Blissed and profound Beltaine/Samhain transition to you.
NOTES:
[i]Turas is a Celtic word meaning “journey”, “pilgrimage”, and refers especially to the circular, spiralling prayer used by people in Celtic countriesas they walked sunwise around a sacred site. (Caitlin Matthews, The Celtic Spirit, p.31)
[ii]Brian Swimme, The Universe is a Green Dragon, p.43-52.
[iii]See Elisabet Sahtouris, Earthdance, NE: iUniverse, 2000, p.134-135, and Ursula Goodenough, The Sacred Depths of Nature, NY: Oxford University Press, 1998, p.143-149. More can be made of this link between these Seasonal Moments: orgasm has been termed “a little death” in French.

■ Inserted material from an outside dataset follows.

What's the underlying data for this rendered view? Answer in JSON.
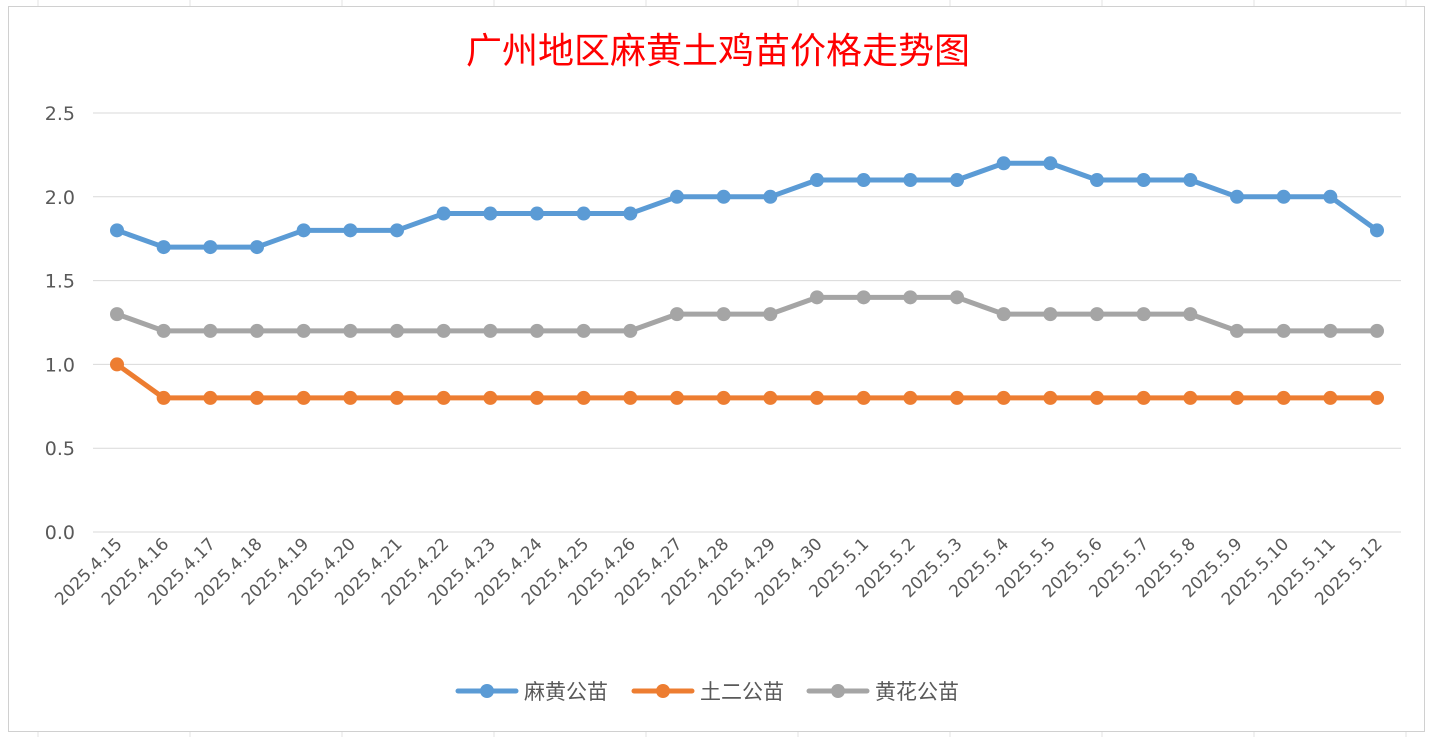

Bel Taine (Gaelic ‘Teine’, Fire of Bel) honours Bel, Baal, the Celtic Apollo of the Sweet Mouth who was worshipped in Tyre. Bel and his female champion Jeze Bel get mentions, not entirely friendly, in the Bible. Bel was brought to Ireland by the Feni (Fay-nee) the Phoenicians fleeing from the Romans when they destroyed Carthage. The name MacCarthy (Gaelic Mac Carthaig, ‘Son of, well, Carthag’) is still common in Kerry and Cork. A metallic melodious instrument with a swinging tongue is named after Bel and was adopted by the Christians to summon the faithful.
Samhain derives from the Gaelic/Gaulish word ‘Samh’ which means ‘peace’ or ‘rest after the labour of the harvest’. Our word ‘somnolent’ is derived from it. A river in Gaul/France is named ‘the Samme’, ‘River of Peace’. Tragically ironical, considering what happened there in 1916 and again in 1918.